According to a document on its website, US Customs and Border Protection (CBP) “plans to initiate a proof of concept and/or pilot in Fiscal Year 2018 to explore the implications and potential application of blockchain technology in the trade mission environment.”
In a related development, the Commercial Customs Operations Advisory Committee (COAC), an arm of CBP, announced its intention to explore several blockchain use cases in a trade progress report dated November 14.
The COAC, whose mission statement is to “Advance priorities that promote trade facilitation, global customs modernization and global supply chain security, to enhance the competitiveness of our American businesses,” launched its Emerging Technologies Working Group in September 2017 to advise the COAC and CBP on technological advancements that might “have an impact on trade.” According to the report, the group will investigate “the applicability of blockchain to the trade processing.”
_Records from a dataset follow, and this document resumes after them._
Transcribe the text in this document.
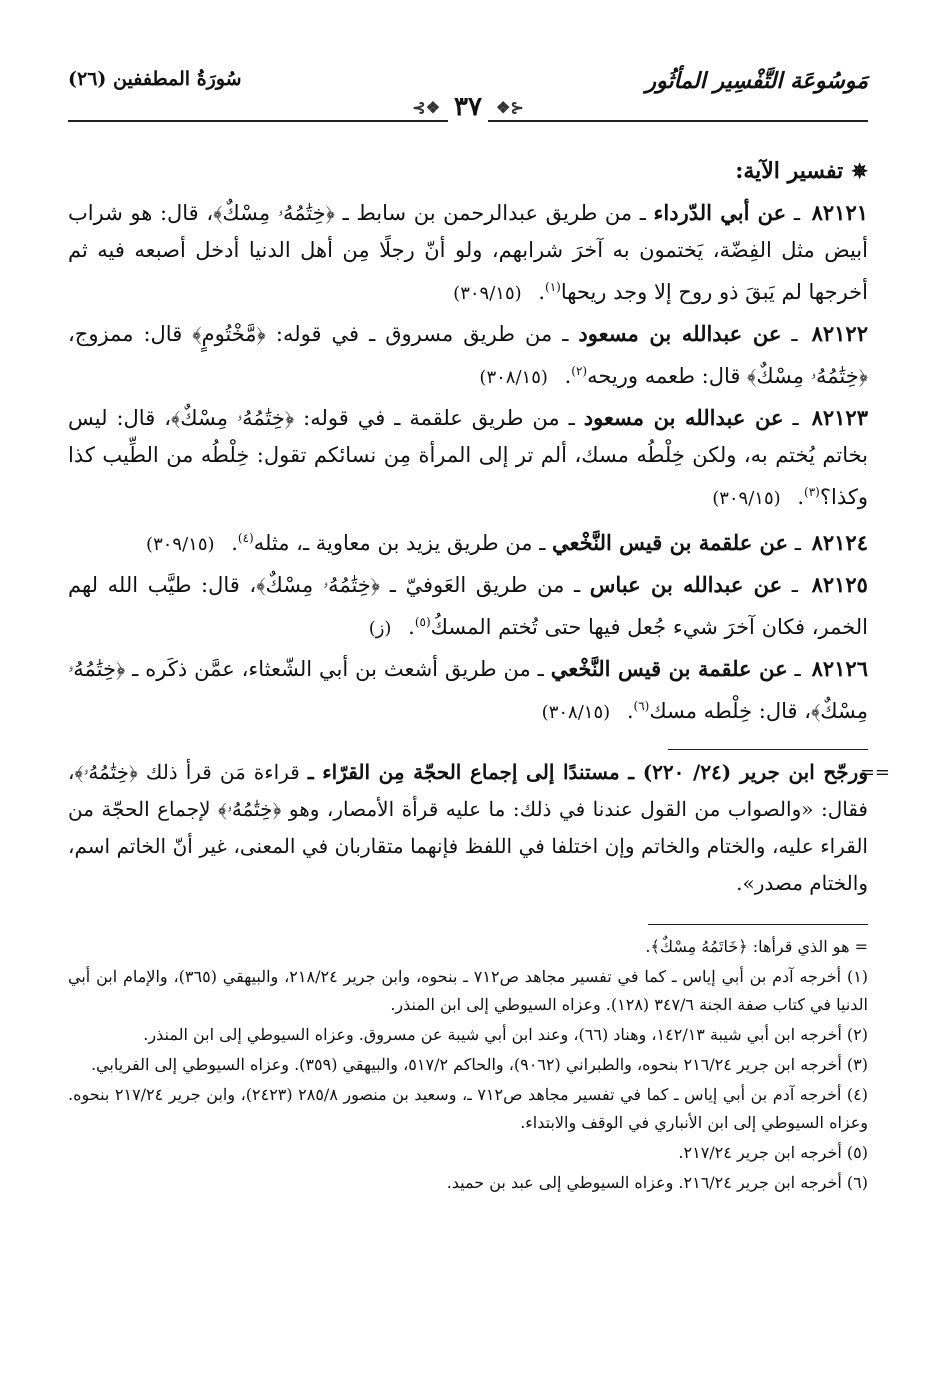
مَوسُوعَة التَّفْسِير المأثُور
سُورَةُ المطففين (٢٦)
⊰❖٣٧❖⊱
✵تفسير الآية:

٨٢١٢١ ـ عن أبي الدّرداء ـ من طريق عبدالرحمن بن سابط ـ ﴿خِتَٰمُهُۥ مِسْكٌ﴾، قال: هو شراب أبيض مثل الفِضّة، يَختمون به آخرَ شرابهم، ولو أنّ رجلًا مِن أهل الدنيا أدخل أصبعه فيه ثم أخرجها لم يَبقَ ذو روح إلا وجد ريحها$^{(١)}$. (٣٠٩/١٥)

٨٢١٢٢ ـ عن عبدالله بن مسعود ـ من طريق مسروق ـ في قوله: ﴿مَّخْتُومٍ﴾ قال: ممزوج، ﴿خِتَٰمُهُۥ مِسْكٌ﴾ قال: طعمه وريحه$^{(٢)}$. (٣٠٨/١٥)

٨٢١٢٣ ـ عن عبدالله بن مسعود ـ من طريق علقمة ـ في قوله: ﴿خِتَٰمُهُۥ مِسْكٌ﴾، قال: ليس بخاتم يُختم به، ولكن خِلْطُه مسك، ألم تر إلى المرأة مِن نسائكم تقول: خِلْطُه من الطِّيب كذا وكذا؟$^{(٣)}$. (٣٠٩/١٥)

٨٢١٢٤ ـ عن علقمة بن قيس النَّخْعي ـ من طريق يزيد بن معاوية ـ، مثله$^{(٤)}$. (٣٠٩/١٥)

٨٢١٢٥ ـ عن عبدالله بن عباس ـ من طريق العَوفيّ ـ ﴿خِتَٰمُهُۥ مِسْكٌ﴾، قال: طيَّب الله لهم الخمر، فكان آخرَ شيء جُعل فيها حتى تُختم المسكُ$^{(٥)}$. (ز)

٨٢١٢٦ ـ عن علقمة بن قيس النَّخْعي ـ من طريق أشعث بن أبي الشّعثاء، عمَّن ذكَره ـ ﴿خِتَٰمُهُۥ مِسْكٌ﴾، قال: خِلْطه مسك$^{(٦)}$. (٣٠٨/١٥)

==
ورجّح ابن جرير (٢٤/ ٢٢٠) ـ مستندًا إلى إجماع الحجّة مِن القرّاء ـ قراءة مَن قرأ ذلك ﴿خِتَٰمُهُۥ﴾، فقال: «والصواب من القول عندنا في ذلك: ما عليه قرأة الأمصار، وهو ﴿خِتَٰمُهُۥ﴾ لإجماع الحجّة من القراء عليه، والختام والخاتم وإن اختلفا في اللفظ فإنهما متقاربان في المعنى، غير أنّ الخاتم اسم، والختام مصدر».

= هو الذي قرأها: ﴿خَاتَمُهُ مِسْكٌ﴾.

(١) أخرجه آدم بن أبي إياس ـ كما في تفسير مجاهد ص٧١٢ ـ بنحوه، وابن جرير ٢١٨/٢٤، والبيهقي (٣٦٥)، والإمام ابن أبي الدنيا في كتاب صفة الجنة ٣٤٧/٦ (١٢٨). وعزاه السيوطي إلى ابن المنذر.

(٢) أخرجه ابن أبي شيبة ١٤٢/١٣، وهناد (٦٦)، وعند ابن أبي شيبة عن مسروق. وعزاه السيوطي إلى ابن المنذر.

(٣) أخرجه ابن جرير ٢١٦/٢٤ بنحوه، والطبراني (٩٠٦٢)، والحاكم ٥١٧/٢، والبيهقي (٣٥٩). وعزاه السيوطي إلى الفريابي.

(٤) أخرجه آدم بن أبي إياس ـ كما في تفسير مجاهد ص٧١٢ ـ، وسعيد بن منصور ٢٨٥/٨ (٢٤٢٣)، وابن جرير ٢١٧/٢٤ بنحوه. وعزاه السيوطي إلى ابن الأنباري في الوقف والابتداء.

(٥) أخرجه ابن جرير ٢١٧/٢٤.

(٦) أخرجه ابن جرير ٢١٦/٢٤. وعزاه السيوطي إلى عبد بن حميد.
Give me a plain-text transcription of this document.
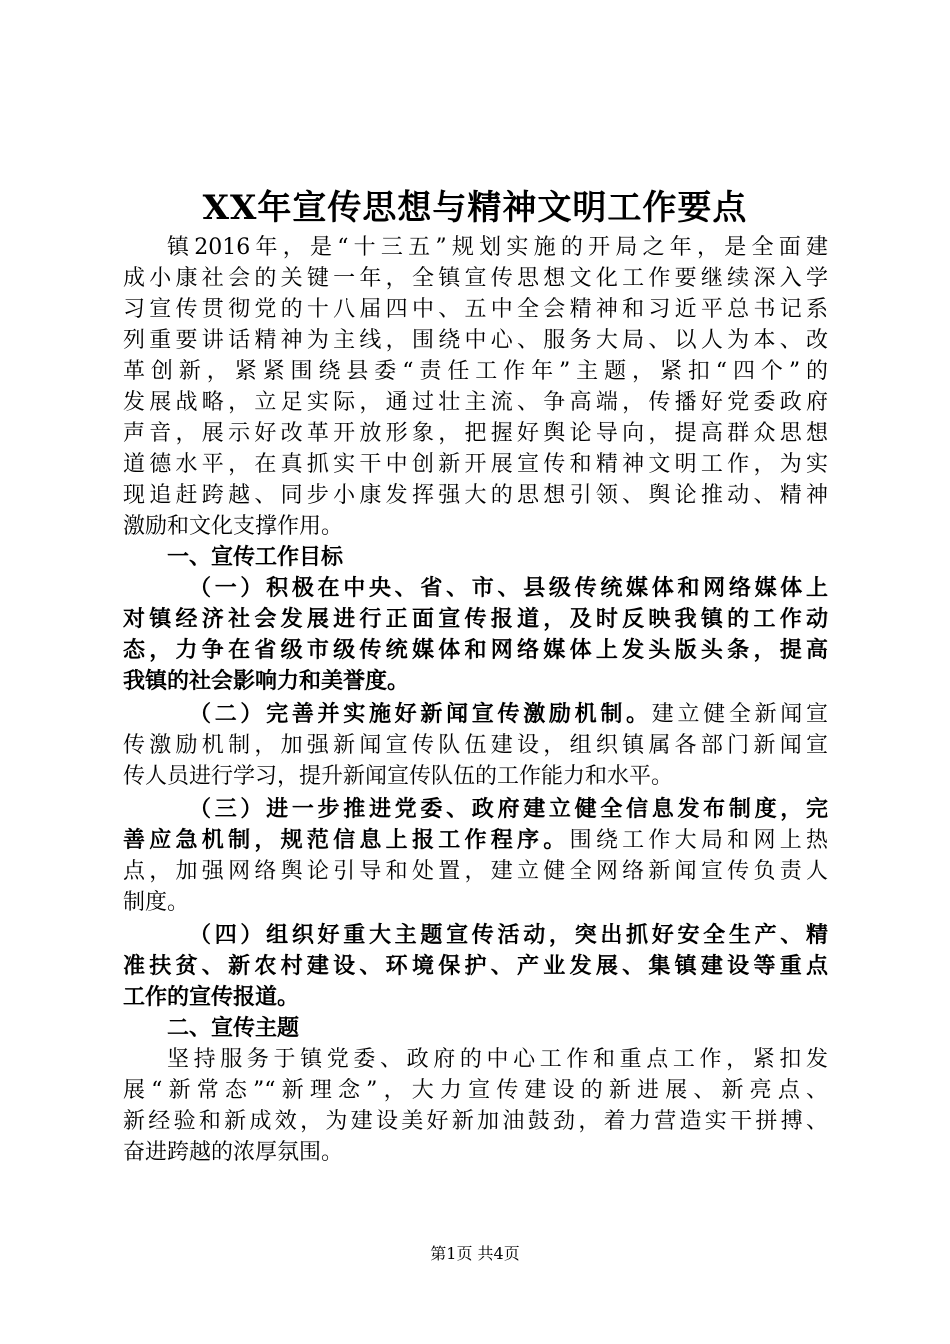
XX年宣传思想与精神文明工作要点
镇2016年，是“十三五”规划实施的开局之年，是全面建
成小康社会的关键一年，全镇宣传思想文化工作要继续深入学
习宣传贯彻党的十八届四中、五中全会精神和习近平总书记系
列重要讲话精神为主线，围绕中心、服务大局、以人为本、改
革创新，紧紧围绕县委“责任工作年”主题，紧扣“四个”的
发展战略，立足实际，通过壮主流、争高端，传播好党委政府
声音，展示好改革开放形象，把握好舆论导向，提高群众思想
道德水平，在真抓实干中创新开展宣传和精神文明工作，为实
现追赶跨越、同步小康发挥强大的思想引领、舆论推动、精神
激励和文化支撑作用。
一、宣传工作目标
（一）积极在中央、省、市、县级传统媒体和网络媒体上
对镇经济社会发展进行正面宣传报道，及时反映我镇的工作动
态，力争在省级市级传统媒体和网络媒体上发头版头条，提高
我镇的社会影响力和美誉度。
（二）完善并实施好新闻宣传激励机制。建立健全新闻宣
传激励机制，加强新闻宣传队伍建设，组织镇属各部门新闻宣
传人员进行学习，提升新闻宣传队伍的工作能力和水平。
（三）进一步推进党委、政府建立健全信息发布制度，完
善应急机制，规范信息上报工作程序。围绕工作大局和网上热
点，加强网络舆论引导和处置，建立健全网络新闻宣传负责人
制度。
（四）组织好重大主题宣传活动，突出抓好安全生产、精
准扶贫、新农村建设、环境保护、产业发展、集镇建设等重点
工作的宣传报道。
二、宣传主题
坚持服务于镇党委、政府的中心工作和重点工作，紧扣发
展“新常态”“新理念”，大力宣传建设的新进展、新亮点、
新经验和新成效，为建设美好新加油鼓劲，着力营造实干拼搏、
奋进跨越的浓厚氛围。
第1页 共4页
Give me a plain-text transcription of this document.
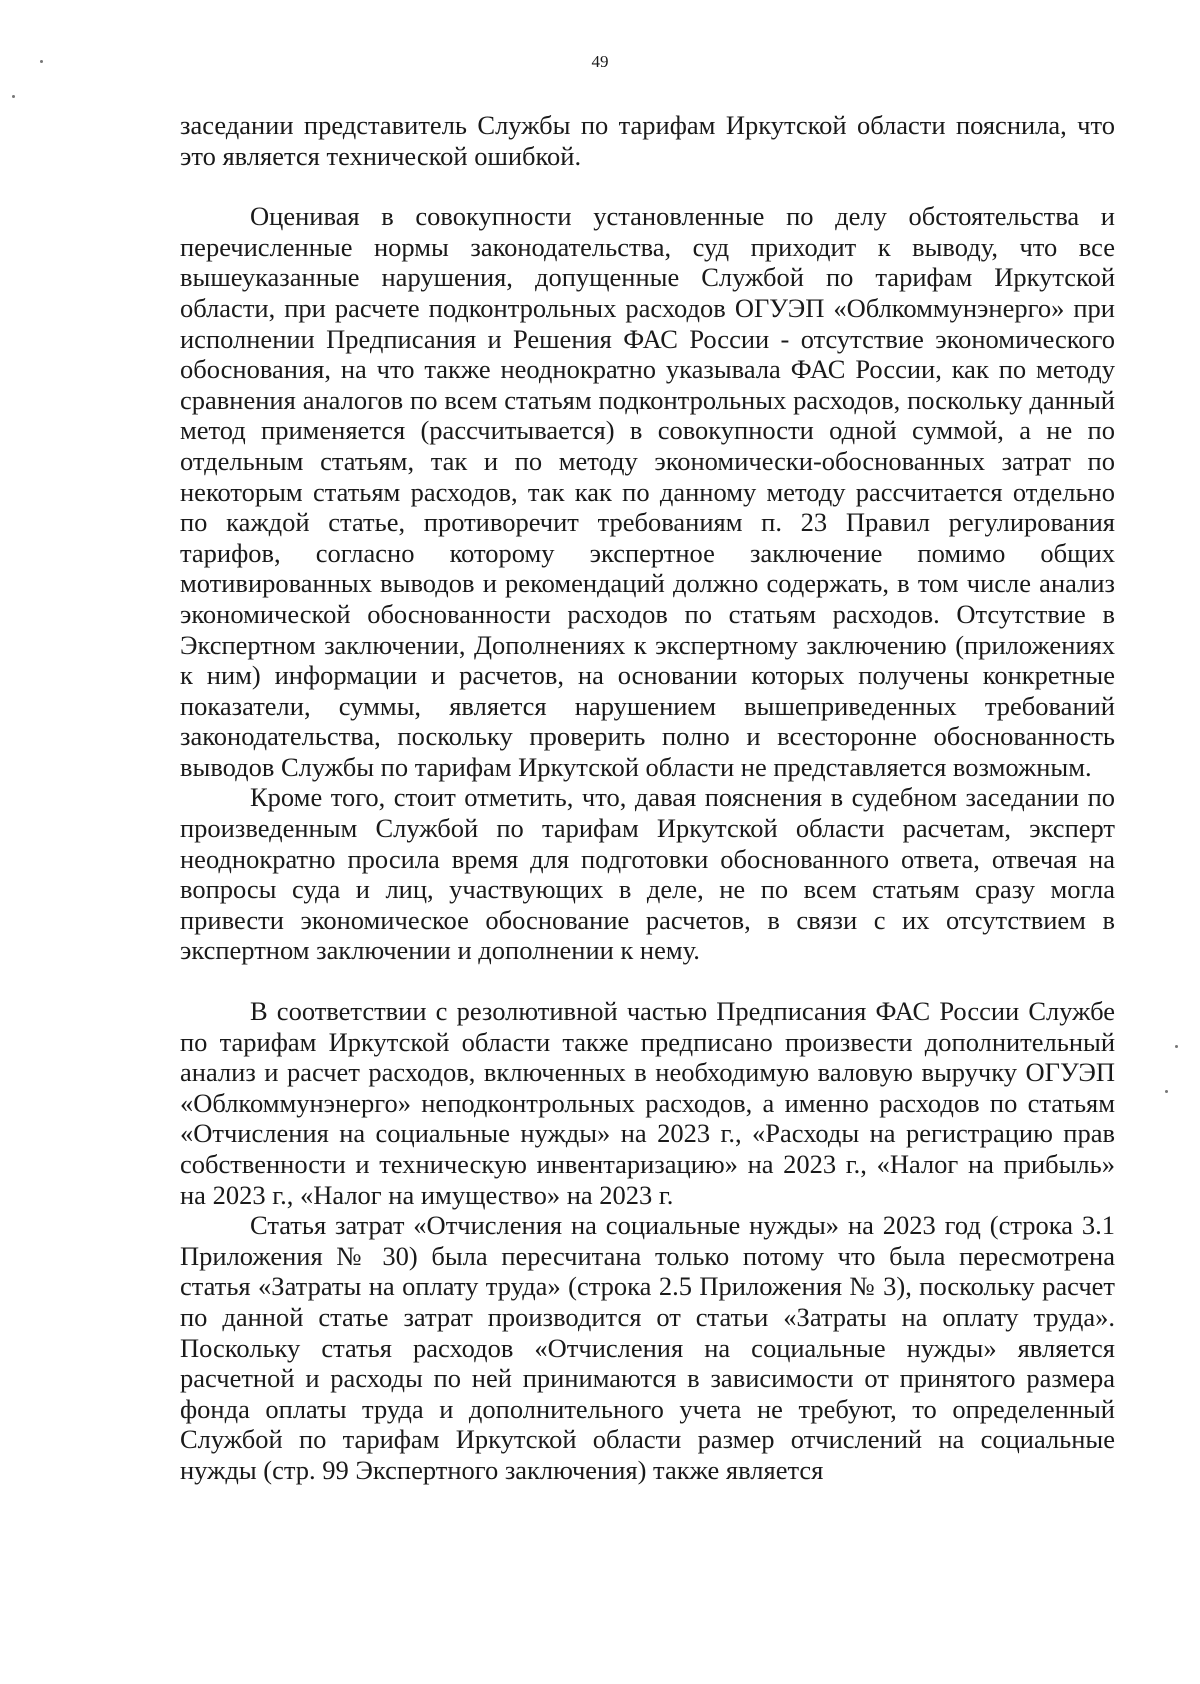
49

заседании представитель Службы по тарифам Иркутской области пояснила, что это является технической ошибкой.

Оценивая в совокупности установленные по делу обстоятельства и перечисленные нормы законодательства, суд приходит к выводу, что все вышеуказанные нарушения, допущенные Службой по тарифам Иркутской области, при расчете подконтрольных расходов ОГУЭП «Облкоммунэнерго» при исполнении Предписания и Решения ФАС России - отсутствие экономического обоснования, на что также неоднократно указывала ФАС России, как по методу сравнения аналогов по всем статьям подконтрольных расходов, поскольку данный метод применяется (рассчитывается) в совокупности одной суммой, а не по отдельным статьям, так и по методу экономически-обоснованных затрат по некоторым статьям расходов, так как по данному методу рассчитается отдельно по каждой статье, противоречит требованиям п. 23 Правил регулирования тарифов, согласно которому экспертное заключение помимо общих мотивированных выводов и рекомендаций должно содержать, в том числе анализ экономической обоснованности расходов по статьям расходов. Отсутствие в Экспертном заключении, Дополнениях к экспертному заключению (приложениях к ним) информации и расчетов, на основании которых получены конкретные показатели, суммы, является нарушением вышеприведенных требований законодательства, поскольку проверить полно и всесторонне обоснованность выводов Службы по тарифам Иркутской области не представляется возможным.

Кроме того, стоит отметить, что, давая пояснения в судебном заседании по произведенным Службой по тарифам Иркутской области расчетам, эксперт неоднократно просила время для подготовки обоснованного ответа, отвечая на вопросы суда и лиц, участвующих в деле, не по всем статьям сразу могла привести экономическое обоснование расчетов, в связи с их отсутствием в экспертном заключении и дополнении к нему.

В соответствии с резолютивной частью Предписания ФАС России Службе по тарифам Иркутской области также предписано произвести дополнительный анализ и расчет расходов, включенных в необходимую валовую выручку ОГУЭП «Облкоммунэнерго» неподконтрольных расходов, а именно расходов по статьям «Отчисления на социальные нужды» на 2023 г., «Расходы на регистрацию прав собственности и техническую инвентаризацию» на 2023 г., «Налог на прибыль» на 2023 г., «Налог на имущество» на 2023 г.

Статья затрат «Отчисления на социальные нужды» на 2023 год (строка 3.1 Приложения № 30) была пересчитана только потому что была пересмотрена статья «Затраты на оплату труда» (строка 2.5 Приложения № 3), поскольку расчет по данной статье затрат производится от статьи «Затраты на оплату труда». Поскольку статья расходов «Отчисления на социальные нужды» является расчетной и расходы по ней принимаются в зависимости от принятого размера фонда оплаты труда и дополнительного учета не требуют, то определенный Службой по тарифам Иркутской области размер отчислений на социальные нужды (стр. 99 Экспертного заключения) также является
At an October 2017 workshop in Washington, D.C., the group identified about a dozen practical blockchain use cases. These include “capturing and keeping track of partnering government agencies licenses, permits, certificate of origin reporting and free trade agreement product qualifications, carnets and bonded movement tracking.” The group is now working to determine how some of these use cases might be realized, and will reportedly proceed in cooperation with the Department of Homeland Security’s Science and Technology Directorate.
CBP is a member of the Blockchain Alliance, founded in October 2015.